Md. steps up killing of gypsy moths

$4 million allocated to double aerial spraying of trees

May 10, 2008|By Tom Pelton | Tom Pelton,Sun reporter

Maryland is doubling its effort to kill gypsy moths, an invasive Eurasian pest that defoliated tens of thousands of acres of trees across the state last year.

Airplanes are spraying pesticides on about 100,000 acres of trees in Baltimore County, Western Maryland and elsewhere. It's a $4 million project that state officials hope will beat back an egg-laying spree last year by the leaf-munching menaces.

"There are a lot of gypsy moths out there, and we are trying to suppress them so people don't have to deal with them in their parks or homes," said Steve Tilley, an entomologist at the Maryland Department of Agriculture.

By contrast, last year the state sprayed 50,000 acres. Contractors target residential areas with lots of trees that were stripped by the moths last year, spraying commonly used pesticides called Bacillus thuringiensis and Dimilin.

A drought last spring created an explosion in moth larvae, which are hairy brown caterpillars. The larvae devoured the leaves of 68,460 acres of trees last year - the most in more than a decade.

One of those whose property was swarming with the caterpillars last year was Mike Richardson, 40, a bartender from Baltimore County. His Freeland home had fuzzy invaders crawling all over it. They hit the oaks, white pines and sugar maples in his yard.

"I totally agree with the spraying because they do so much damage," he said. "If the larvae were to defoliate the area again this year, a lot of trees would die."

Gypsy moths, native to Asia and Europe, were brought to the U.S. in 1868 by a Massachusetts scientist who was trying to cross-breed them with silk worms.

The larvae escaped from Leopold Trouvelot's lab and started eating his trees. Because their hairy bodies are unappetizing to local birds, they have no natural predators.
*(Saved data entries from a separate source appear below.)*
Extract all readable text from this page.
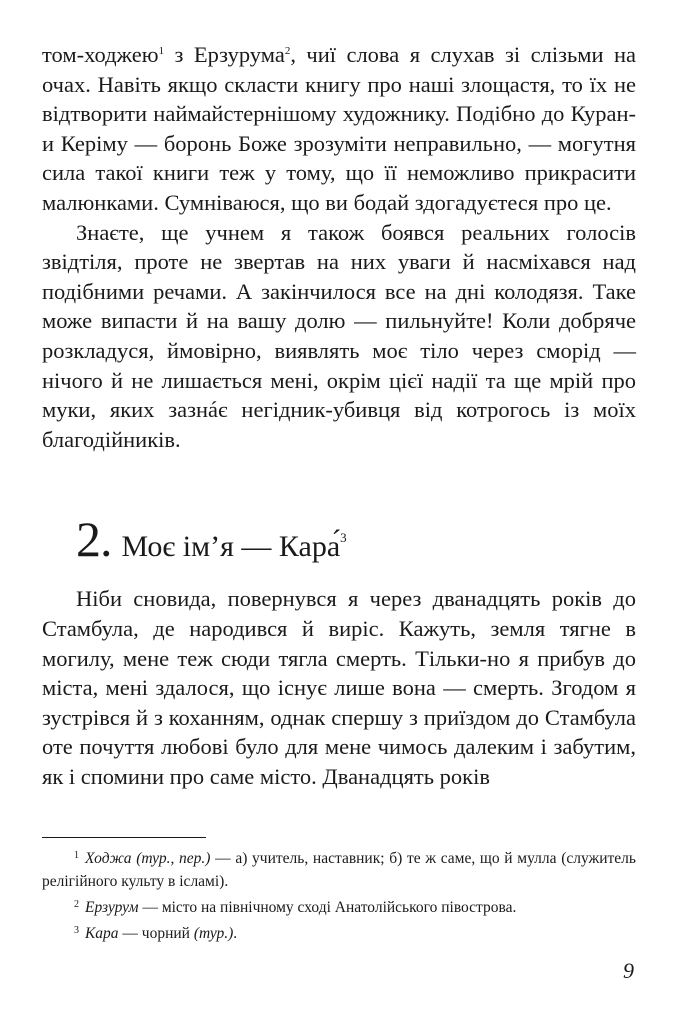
том-ходжею$^1$ з Ерзурума$^2$, чиї слова я слухав зі слізьми на очах. Навіть якщо скласти книгу про наші злощастя, то їх не відтворити наймайстернішому художнику. Подібно до Куран-и Керіму — боронь Боже зрозуміти неправильно, — могутня сила такої книги теж у тому, що її неможливо прикрасити малюнками. Сумніваюся, що ви бодай здогадуєтеся про це.

Знаєте, ще учнем я також боявся реальних голосів звідтіля, проте не звертав на них уваги й насміхався над подібними речами. А закінчилося все на дні колодязя. Таке може випасти й на вашу долю — пильнуйте! Коли добряче розкладуся, ймовірно, виявлять моє тіло через сморід — нічого й не лишається мені, окрім цієї надії та ще мрій про муки, яких зазнáє негідник-убивця від котрогось із моїх благодійників.

2. Моє ім’я — Кара́$^3$

Ніби сновида, повернувся я через дванадцять років до Стамбула, де народився й виріс. Кажуть, земля тягне в могилу, мене теж сюди тягла смерть. Тільки-но я прибув до міста, мені здалося, що існує лише вона — смерть. Згодом я зустрівся й з коханням, однак спершу з приїздом до Стамбула оте почуття любові було для мене чимось далеким і забутим, як і спомини про саме місто. Дванадцять років

$^1$ Ходжа (тур., пер.) — а) учитель, наставник; б) те ж саме, що й мулла (служитель релігійного культу в ісламі).

$^2$ Ерзурум — місто на північному сході Анатолійського півострова.

$^3$ Кара — чорний (тур.).

9
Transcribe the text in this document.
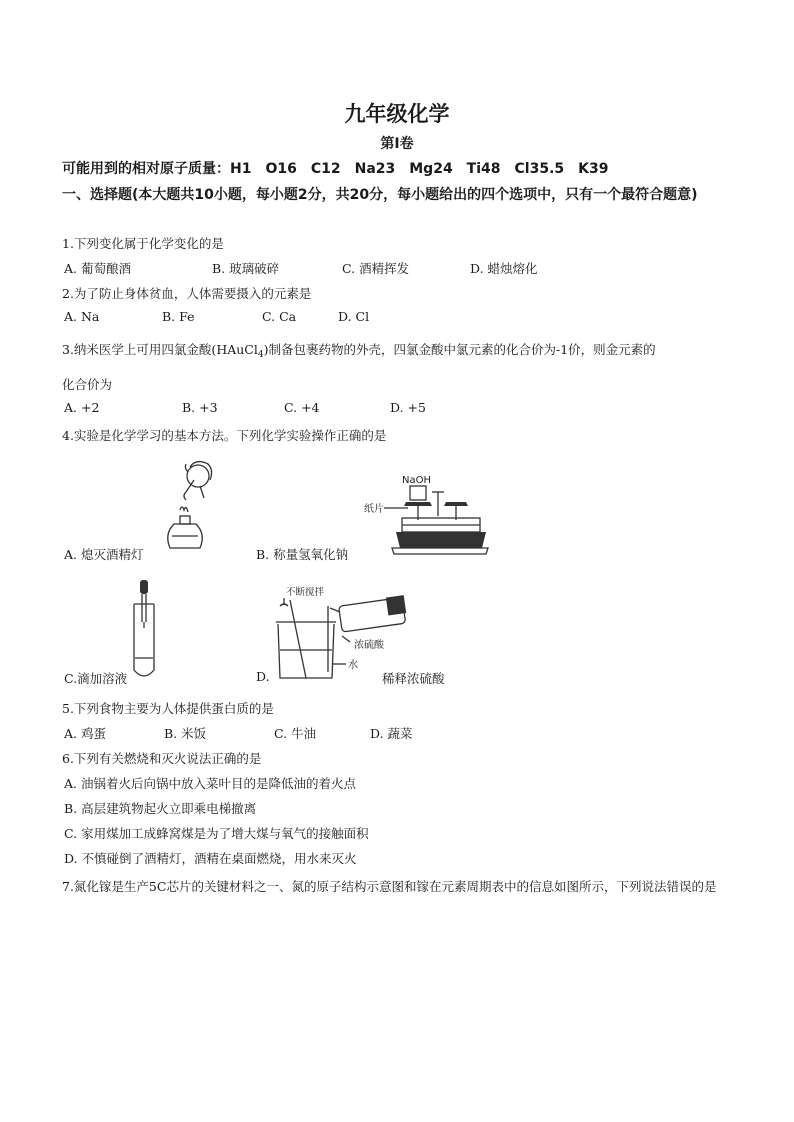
九年级化学
第Ⅰ卷
可能用到的相对原子质量：H1　O16　C12　Na23　Mg24　Ti48　Cl35.5　K39
一、选择题(本大题共10小题，每小题2分，共20分，每小题给出的四个选项中，只有一个最符合题意)
1.下列变化属于化学变化的是
A. 葡萄酿酒	B. 玻璃破碎	C. 酒精挥发	D. 蜡烛熔化
2.为了防止身体贫血，人体需要摄入的元素是
A. Na	B. Fe	C. Ca	D. Cl
3.纳米医学上可用四氯金酸(HAuCl$_4$)制备包裹药物的外壳，四氯金酸中氯元素的化合价为-1价，则金元素的
化合价为
A. +2	B. +3	C. +4	D. +5
4.实验是化学学习的基本方法。下列化学实验操作正确的是
A. 熄灭酒精灯
NaOH
纸片
B. 称量氢氧化钠
C.滴加溶液
不断搅拌
浓硫酸
水
D.	稀释浓硫酸
5.下列食物主要为人体提供蛋白质的是
A. 鸡蛋	B. 米饭	C. 牛油	D. 蔬菜
6.下列有关燃烧和灭火说法正确的是
A. 油锅着火后向锅中放入菜叶目的是降低油的着火点
B. 高层建筑物起火立即乘电梯撤离
C. 家用煤加工成蜂窝煤是为了增大煤与氧气的接触面积
D. 不慎碰倒了酒精灯，酒精在桌面燃烧，用水来灭火
7.氮化镓是生产5C芯片的关键材料之一、氮的原子结构示意图和镓在元素周期表中的信息如图所示，下列说法错误的是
By the 1970s, gypsy moths were denuding trees from upstate New York to Maryland.

For more than three decades, Maryland has been spraying pesticides on the larvae as they emerge just when leaves first unfold on trees.

The high point of spraying came in 1990, when the state treated 187,000 acres. But over the past decade, federal and state funding for the fight against gypsy moths was slashed - until the state's boost this year.

Weather plays an important role in moth multiplication. Lots of rain encourages the growth of a fungus called Entomophaga maimaiga that kills the moth larvae. Last spring was dry, so little fungus grew - giving a green light to the moths.

This spring has been wetter, and that could also help with limiting the larvae.

Garrett County administrator Monty Pagenhardt, whose section of Western Maryland was ravaged by the moths last year, said he hopes this year's rain and the added pesticides will provide a one-two punch.

"It was very bad last year, and this year was projected to be even worse," said Pagenhardt, whose county is chipping in $49,000 for spraying this year. "Right now we're having a wet spring, and that fungus thrives on damp moldy springs, and that will help, too."

Aerial surveys in the spring help officials judge which sections of the state should be targeted for spraying. Property owners whose homes will be sprayed receive warning letters recommending that people stay inside during the application.

The spraying started April 30 in Anne Arundel, Talbot and Worcester counties; continued this week in Baltimore County; and over the next month will move west across the state, from Carroll to Garrett counties, finishing in early June, according to state officials.

For a listing of the exact locations and dates of spraying, go to the Maryland Department of Agriculture's Web site at

One of the compounds being used is Bacillus thuringiensis (known as Bt), a pesticide made from a naturally occurring soil bacteria that is toxic to insects.

Another is Dimilin, an insect growth regulator that can also be poisonous to aquatic invertebrates living in streams.

"Harmful if absorbed through skin or inhaled. Avoid contact with eyes, skin or clothing," warns the label on Dimilin. "Avoid breathing spray mist."

Tilley, the entomologist at the state Agriculture Department, said he has been spraying the chemicals for more than two decades and hasn't heard any complaints about human health problems.

But he added that people should stay inside, just to be careful. "People see the airplanes or helicopters flying by and they go out and look at it - and that's not a good idea," said Tilley. "The pesticides we are using are safe, but the best idea is to reduce your exposure."

Ruth Berlin, executive director of the Maryland Pesticide Network, a health advocacy organization, disagreed that the chemicals are safe.

"The truth is that no pesticide is safe," she said. "There is a growing body of research that pesticides affect the public health and the watershed, and people are becoming increasingly concerned."

The U.S. Environmental Protection Agency, however, says that Bt "presents little risk" to mammals. Dimilin "has been shown to be slightly toxic," but the danger is low enough that most spraying presents an "insignificant" risk to people, EPA says.

Baltimore County Councilman T. Bryan McIntire said it would be "disastrous" if the state stopped spraying: "I am very grateful that they are doing more spraying this year. But it's still not enough, because there are areas that still have a strong presence of the gypsy moths."